Alterations in serum levels of liver enzymes AST and ALT. ALT, alanine aminotransferase; AST, aspartate aminotransferase.

Transaminases improved thus azacitidine and venetoclax were re-administered at the same dose 1 week later with a similar trend in significant rise in transaminases with short latency (Figure 1). In light of this, the patient was started on alternative therapy (gilteritinib, a tyrosine kinase inhibitor). However, patient did not respond, and the decision was made to re-trial azacitidine and venetoclax. Given necessity of treatment, pretreatment with vasodilatory medications prior to administration of chemotherapy was discussed. The rationale was that azacitidine may cause hepatic artery vasospasm and subsequent hypoperfusion injury based on previous observations of coronary artery spasm and ischemic colitis caused by azacitidine.^6,7 Thus, prior to the third infusion oral diltiazem sustained release 120 mg daily was started and the third infusion of 75 mg/m² of azacitidine was given. Notably, patient’s venetoclax dosing was also reduced to 50 mg. Following the third infusion, there was no rise in transaminases.

Discussion

To the best of our knowledge, there are few published cases of DILI secondary to azacitidine. One of the earliest reports published in 1973, demonstrated in a cohort of 25 patients, liver function abnormalities in 7 individuals and progressive hepatic coma resulting in death in 4 individuals with prior hepatic metastasis after administration of 5-azacytidine. ⁶ Systemic vasoconstriction has been shown to cause rapid DILI along with other ischemic injury in substances like cocaine. ⁷ Interestingly, there have been several cases of nonhepatic azacitidine-induced ischemic toxicity including angina as well as ischemic colitis. ⁸ Further insight regarding this phenomenon can be obtained through the study of 5-fluorouracil (5-FU) which is an anti-neoplastic nucleoside analog similar to azacitidine that is strongly associated with cardiotoxicity secondary to vasospasm due to vascular smooth muscle dysfunction. ⁹ This suggests a possible shared mechanism between both agents causing end-organ hypoperfusion.
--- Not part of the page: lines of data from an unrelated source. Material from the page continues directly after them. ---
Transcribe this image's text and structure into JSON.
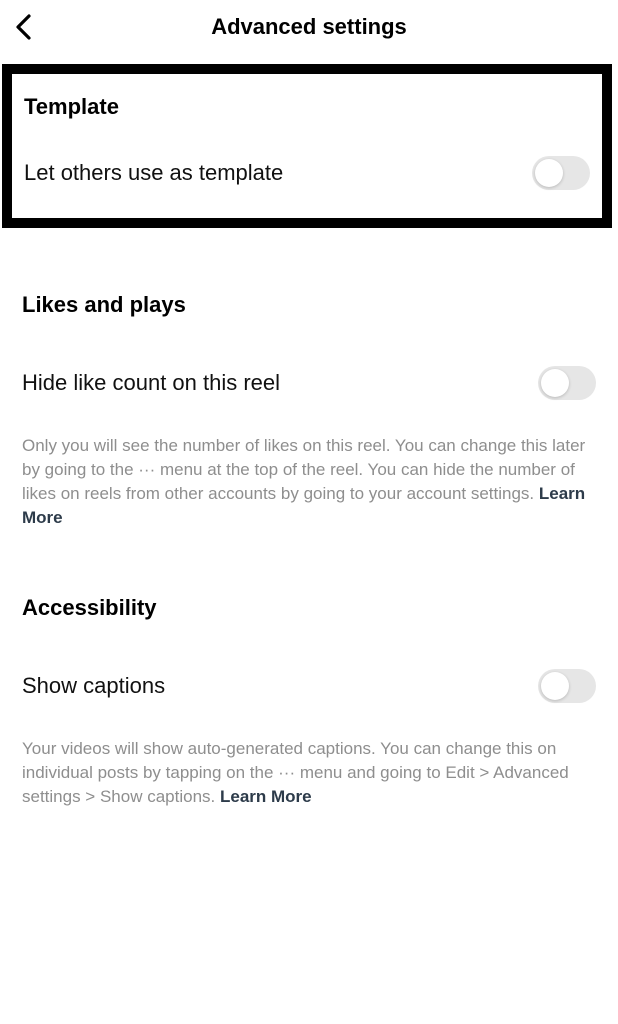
{
  "header": {
    "title": "Advanced settings"
  },
  "template_section": {
    "title": "Template",
    "row_label": "Let others use as template"
  },
  "likes_section": {
    "title": "Likes and plays",
    "row_label": "Hide like count on this reel",
    "help_text": "Only you will see the number of likes on this reel. You can change this later by going to the ··· menu at the top of the reel. You can hide the number of likes on reels from other accounts by going to your account settings. ",
    "learn_more": "Learn More"
  },
  "accessibility_section": {
    "title": "Accessibility",
    "row_label": "Show captions",
    "help_text": "Your videos will show auto-generated captions. You can change this on individual posts by tapping on the  ···  menu and going to Edit > Advanced settings > Show captions. ",
    "learn_more": "Learn More"
  }
}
Thus, we hypothesize that the primary mechanism of liver injury observed in this patient was secondary to ischemic hepatic liver injury given the short latency and pattern of liver injury.

The effect of coronary vasospasm occurring secondary to 5-FU therapy has been shown to be prevented using calcium channel blockers and long-acting nitrates prior to therapy. ¹⁰ Animal studies have also suggested a protective effect of calcium channel blocker on hepatic ischemia.^11,12 In the presented case, a calcium channel blocker was given prior to administration of the third dose of azacitidine resulting in prevention of an elevation in transaminases compared to prior infusions.

In conclusion, the degree of elevation coupled with the short latency of injury after exposure to azacitidine make this a unique case of likely hepatic hypoperfusion related drug-induced liver injury. This phenomenon may potentially be prevented via pretreatment with vasodilatory agents such as calcium channel blockers.